エマニュエル: もちろん女性の性格にもよるけど、たいていの場合は何の反応もしないかな。男性社員が占める割合が明らかに多い職場ほど、女性は仕事上の関係を円滑に保つほうを重視して感情を抑える傾向にある気がするなぁ。
そのほかにも、フランスでは路上で男性が女性に声をかけることが、日本よりはるかに多いね。中には女性にわいせつな言葉をかけることや、ナンパを断られるとその女性に暴言を吐いたり脅したりなどの問題があったために、路上でのセクハラを罰金化する議論が現在されているんだ。
ナンパすることが目的ではなく、ただ単に女性と知り合いになりたくて会話をするために声をかけるなんてこともよくあるし、そんな場合にはそれに普通に応える女性もたくさんいる。
くみ: 日本でも、路上で声をかけてくる人は意外と多いわ。特に、夕方以降に都心の駅周辺など人通りの多いところで、本当に普通の感じのサラリーマンが、「一緒に飲みに行かない?」なんて誘ってくるわよ。
くみ: それでも、声をかけられた女性としては、軽そうに見られたのかしら?と、ちょっと複雑な気持ちになるわね。知らない人に声をかけられても、絶対についていかないように、と子どもの頃から教えられるから、余計罪悪感が伴うのかも。
あとは、コミュニケーションの違いもありそう。
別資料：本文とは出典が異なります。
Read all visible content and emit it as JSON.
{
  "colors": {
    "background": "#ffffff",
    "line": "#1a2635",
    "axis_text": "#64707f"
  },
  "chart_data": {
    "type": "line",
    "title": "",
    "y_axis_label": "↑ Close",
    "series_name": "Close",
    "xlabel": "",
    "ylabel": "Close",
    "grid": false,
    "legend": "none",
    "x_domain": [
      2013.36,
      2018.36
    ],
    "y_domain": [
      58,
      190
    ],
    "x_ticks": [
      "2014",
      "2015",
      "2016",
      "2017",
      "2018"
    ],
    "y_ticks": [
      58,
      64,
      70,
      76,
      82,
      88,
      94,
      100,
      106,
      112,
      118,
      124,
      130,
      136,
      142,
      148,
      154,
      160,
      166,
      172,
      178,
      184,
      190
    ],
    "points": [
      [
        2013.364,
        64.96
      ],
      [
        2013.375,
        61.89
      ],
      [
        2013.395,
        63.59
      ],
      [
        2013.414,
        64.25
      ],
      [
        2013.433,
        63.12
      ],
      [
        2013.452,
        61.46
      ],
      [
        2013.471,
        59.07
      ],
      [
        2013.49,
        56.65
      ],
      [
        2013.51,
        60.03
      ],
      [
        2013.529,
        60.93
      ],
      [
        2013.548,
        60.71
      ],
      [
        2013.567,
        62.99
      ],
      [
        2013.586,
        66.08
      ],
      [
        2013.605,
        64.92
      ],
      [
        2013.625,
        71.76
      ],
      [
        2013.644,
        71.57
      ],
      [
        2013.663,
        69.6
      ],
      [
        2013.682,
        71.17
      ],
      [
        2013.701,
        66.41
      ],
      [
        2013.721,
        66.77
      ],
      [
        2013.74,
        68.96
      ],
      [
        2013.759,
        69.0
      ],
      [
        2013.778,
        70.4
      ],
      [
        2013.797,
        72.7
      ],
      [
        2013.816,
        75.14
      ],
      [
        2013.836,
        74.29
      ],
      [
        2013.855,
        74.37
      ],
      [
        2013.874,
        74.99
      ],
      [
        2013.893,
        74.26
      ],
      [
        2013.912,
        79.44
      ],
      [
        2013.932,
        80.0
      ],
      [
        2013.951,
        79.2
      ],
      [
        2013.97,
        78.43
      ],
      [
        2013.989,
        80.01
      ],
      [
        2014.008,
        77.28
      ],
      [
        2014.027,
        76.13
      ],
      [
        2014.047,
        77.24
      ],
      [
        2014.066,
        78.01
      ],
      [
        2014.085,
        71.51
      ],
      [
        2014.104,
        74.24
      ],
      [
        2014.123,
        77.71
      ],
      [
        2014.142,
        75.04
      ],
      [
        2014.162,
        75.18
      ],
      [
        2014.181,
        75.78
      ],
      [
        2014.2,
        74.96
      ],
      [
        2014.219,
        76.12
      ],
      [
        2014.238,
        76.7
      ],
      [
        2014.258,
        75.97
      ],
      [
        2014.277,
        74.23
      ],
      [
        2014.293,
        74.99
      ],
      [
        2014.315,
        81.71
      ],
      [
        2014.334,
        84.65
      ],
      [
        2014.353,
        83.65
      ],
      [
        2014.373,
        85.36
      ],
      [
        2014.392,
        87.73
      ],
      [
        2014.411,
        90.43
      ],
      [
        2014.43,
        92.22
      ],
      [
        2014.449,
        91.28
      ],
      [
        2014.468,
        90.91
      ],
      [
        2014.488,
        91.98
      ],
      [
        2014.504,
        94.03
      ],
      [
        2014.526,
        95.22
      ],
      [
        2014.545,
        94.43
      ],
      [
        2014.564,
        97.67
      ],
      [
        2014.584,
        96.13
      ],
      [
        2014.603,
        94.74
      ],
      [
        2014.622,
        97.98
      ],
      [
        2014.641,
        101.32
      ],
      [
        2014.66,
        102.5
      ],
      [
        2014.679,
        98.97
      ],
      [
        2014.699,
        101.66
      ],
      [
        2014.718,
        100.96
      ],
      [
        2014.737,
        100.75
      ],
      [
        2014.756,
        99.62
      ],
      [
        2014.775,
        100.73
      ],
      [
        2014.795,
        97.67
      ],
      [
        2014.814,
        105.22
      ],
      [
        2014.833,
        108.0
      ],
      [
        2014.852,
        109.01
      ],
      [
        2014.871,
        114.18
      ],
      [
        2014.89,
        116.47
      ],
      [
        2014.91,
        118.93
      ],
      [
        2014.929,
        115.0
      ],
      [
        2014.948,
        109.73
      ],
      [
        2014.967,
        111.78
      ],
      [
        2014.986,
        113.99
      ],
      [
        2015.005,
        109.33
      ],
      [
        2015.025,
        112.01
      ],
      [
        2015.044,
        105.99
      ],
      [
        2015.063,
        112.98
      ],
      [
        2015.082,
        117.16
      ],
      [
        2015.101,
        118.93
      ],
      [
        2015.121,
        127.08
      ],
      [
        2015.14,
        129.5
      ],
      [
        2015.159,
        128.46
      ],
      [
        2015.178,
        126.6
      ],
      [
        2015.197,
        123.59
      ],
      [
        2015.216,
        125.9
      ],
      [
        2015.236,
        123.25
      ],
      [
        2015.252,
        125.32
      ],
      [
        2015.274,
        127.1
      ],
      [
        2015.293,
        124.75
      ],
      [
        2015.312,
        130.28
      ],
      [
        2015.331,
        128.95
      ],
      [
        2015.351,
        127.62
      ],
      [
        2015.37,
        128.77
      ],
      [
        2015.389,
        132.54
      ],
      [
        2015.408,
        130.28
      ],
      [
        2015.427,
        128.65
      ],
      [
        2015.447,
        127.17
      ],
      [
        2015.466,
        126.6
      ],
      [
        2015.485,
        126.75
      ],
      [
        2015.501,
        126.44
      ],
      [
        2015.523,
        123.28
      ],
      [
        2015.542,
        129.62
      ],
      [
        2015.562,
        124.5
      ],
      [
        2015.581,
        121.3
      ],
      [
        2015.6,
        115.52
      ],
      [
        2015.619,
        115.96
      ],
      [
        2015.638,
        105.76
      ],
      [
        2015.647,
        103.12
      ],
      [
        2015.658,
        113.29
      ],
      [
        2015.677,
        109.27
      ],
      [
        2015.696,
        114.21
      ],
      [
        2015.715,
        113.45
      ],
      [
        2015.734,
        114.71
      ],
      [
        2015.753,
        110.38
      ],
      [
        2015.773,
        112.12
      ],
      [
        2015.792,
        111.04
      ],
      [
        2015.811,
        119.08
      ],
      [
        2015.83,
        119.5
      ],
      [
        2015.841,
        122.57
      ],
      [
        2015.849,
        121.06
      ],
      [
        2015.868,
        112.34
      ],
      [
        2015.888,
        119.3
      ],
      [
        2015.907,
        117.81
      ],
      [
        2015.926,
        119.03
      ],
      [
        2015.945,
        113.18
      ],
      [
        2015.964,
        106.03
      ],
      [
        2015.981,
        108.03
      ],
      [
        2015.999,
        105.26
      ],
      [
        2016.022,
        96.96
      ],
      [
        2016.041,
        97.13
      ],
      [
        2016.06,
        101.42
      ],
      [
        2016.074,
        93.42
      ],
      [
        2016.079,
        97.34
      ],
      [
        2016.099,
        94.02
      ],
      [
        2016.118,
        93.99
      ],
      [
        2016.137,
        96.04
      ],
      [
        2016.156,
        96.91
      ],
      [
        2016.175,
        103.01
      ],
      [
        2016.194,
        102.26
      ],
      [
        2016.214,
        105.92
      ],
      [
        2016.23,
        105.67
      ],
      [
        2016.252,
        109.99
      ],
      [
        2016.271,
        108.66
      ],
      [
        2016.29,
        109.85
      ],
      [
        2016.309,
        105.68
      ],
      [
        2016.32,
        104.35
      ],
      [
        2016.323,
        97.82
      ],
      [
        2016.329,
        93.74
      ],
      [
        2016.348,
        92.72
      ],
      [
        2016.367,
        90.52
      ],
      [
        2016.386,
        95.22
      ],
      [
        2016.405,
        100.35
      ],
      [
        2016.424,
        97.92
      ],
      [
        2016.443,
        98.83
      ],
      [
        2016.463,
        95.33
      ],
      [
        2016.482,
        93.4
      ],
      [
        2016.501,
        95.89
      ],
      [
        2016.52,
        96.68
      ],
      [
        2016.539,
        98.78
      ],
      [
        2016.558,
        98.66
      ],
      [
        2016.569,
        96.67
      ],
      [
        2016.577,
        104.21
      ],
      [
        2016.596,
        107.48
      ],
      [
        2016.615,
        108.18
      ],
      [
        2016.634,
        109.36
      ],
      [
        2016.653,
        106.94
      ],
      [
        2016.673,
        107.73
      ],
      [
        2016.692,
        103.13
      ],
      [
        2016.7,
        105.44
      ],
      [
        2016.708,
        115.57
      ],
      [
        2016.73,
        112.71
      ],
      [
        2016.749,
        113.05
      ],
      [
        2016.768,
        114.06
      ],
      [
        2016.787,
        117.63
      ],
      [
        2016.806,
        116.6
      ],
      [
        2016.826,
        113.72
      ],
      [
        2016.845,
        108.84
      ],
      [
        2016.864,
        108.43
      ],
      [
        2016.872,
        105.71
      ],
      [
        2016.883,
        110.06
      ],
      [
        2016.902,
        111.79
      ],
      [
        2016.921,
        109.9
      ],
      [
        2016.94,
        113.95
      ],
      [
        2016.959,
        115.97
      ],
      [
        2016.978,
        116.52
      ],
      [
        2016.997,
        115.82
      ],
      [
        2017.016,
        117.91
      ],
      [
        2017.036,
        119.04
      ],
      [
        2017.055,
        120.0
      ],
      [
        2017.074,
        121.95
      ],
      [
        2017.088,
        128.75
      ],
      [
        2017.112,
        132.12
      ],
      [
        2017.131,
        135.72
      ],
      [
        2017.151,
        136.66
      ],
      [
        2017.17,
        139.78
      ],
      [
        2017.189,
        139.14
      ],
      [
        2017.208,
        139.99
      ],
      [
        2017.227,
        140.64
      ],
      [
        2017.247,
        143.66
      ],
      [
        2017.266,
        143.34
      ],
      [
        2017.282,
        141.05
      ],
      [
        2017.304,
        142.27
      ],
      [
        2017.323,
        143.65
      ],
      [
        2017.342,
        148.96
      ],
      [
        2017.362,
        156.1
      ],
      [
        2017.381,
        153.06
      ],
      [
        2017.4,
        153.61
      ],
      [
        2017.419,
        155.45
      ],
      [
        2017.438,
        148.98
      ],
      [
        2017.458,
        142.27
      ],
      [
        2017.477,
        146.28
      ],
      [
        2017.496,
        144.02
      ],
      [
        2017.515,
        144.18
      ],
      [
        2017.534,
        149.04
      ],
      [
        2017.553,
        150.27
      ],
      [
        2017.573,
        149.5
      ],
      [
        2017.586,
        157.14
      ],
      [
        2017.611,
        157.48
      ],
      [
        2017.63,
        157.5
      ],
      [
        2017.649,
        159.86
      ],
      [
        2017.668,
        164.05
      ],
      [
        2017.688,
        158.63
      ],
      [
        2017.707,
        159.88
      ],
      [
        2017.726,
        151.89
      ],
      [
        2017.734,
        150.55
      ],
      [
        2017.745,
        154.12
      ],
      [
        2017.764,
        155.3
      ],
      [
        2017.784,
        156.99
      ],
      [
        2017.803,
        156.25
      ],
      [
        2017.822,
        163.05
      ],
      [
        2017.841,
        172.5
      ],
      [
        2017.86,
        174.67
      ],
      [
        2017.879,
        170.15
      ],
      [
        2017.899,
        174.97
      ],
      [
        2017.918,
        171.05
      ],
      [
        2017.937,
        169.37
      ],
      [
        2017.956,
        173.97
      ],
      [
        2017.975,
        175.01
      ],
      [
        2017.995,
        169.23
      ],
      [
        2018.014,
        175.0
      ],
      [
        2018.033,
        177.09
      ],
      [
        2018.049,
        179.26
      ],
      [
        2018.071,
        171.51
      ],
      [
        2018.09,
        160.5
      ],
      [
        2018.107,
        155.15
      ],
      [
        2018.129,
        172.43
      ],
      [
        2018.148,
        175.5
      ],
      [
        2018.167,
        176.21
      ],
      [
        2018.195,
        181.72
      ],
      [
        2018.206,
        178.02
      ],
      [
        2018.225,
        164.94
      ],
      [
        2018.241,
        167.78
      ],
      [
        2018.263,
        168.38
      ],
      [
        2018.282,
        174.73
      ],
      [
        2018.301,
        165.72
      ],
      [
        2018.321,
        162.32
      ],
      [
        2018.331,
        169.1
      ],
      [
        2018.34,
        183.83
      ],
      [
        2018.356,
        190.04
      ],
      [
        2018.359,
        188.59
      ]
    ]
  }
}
フランスでは、たとえばレストランで隣のテーブルになった人と、ちょっと目が合ったら挨拶代わりにニコッとしたり、やってきたときや去り際に、「こんばんは」「よい夜を!」などと投げかけることもあるわね。
日本女性とフランス女性の違い
くみ:日本では、カウンター席で一緒になって、お店の人を介して話が弾むこともあるけれど、違うテーブル同士でこのように気軽に挨拶する、ということは、あまりない気がするの。知らない人には、基本的に話しかけないし、目も合わせないのが普通なんじゃないかしら。
割り勘の話も印象的だったけど、男女平等というからには、フランスでは逆に女性に求められることも多い気もするわ。私の両親の日本の友人などは、夫に不満があって慰謝料をある程度請求できても女性がその後食べていけないから、という理由で離婚を選択せず、表面的な結婚生活を続けている人も少なくないと聞いたわ。
一方、フランスで育った日本人女性は、フランスの中高時代、将来1人でも自活できる基盤を築くのが重要事項だと叩き込まれたと言っていた。女性側が受け身で養われる存在だと女性の立場も不安定で弱くなってしまうけれど、その状態から抜け出すには女性自身が誰にも頼らず生きていけるだけの力を身に付ける必要があるのよね。
エマニュエル:そう考えると、フランスでは男性は女性に接するときはレディファーストにおける女性を女性らしく扱う精神と、フェミニズム的な男女平等の精神をうまく混ぜ合わせることを理想とするのかな。
でもその程よいバランスを見つけるのは男性にとっては正直そんな簡単ではないんだよ。だから賛否ある #MeToo運動だけど、女性が告発して初めて男性側が気づかされることもあるわけで、これが理想的な男女の接し方をお互いが見つけることにつながると思うんだ。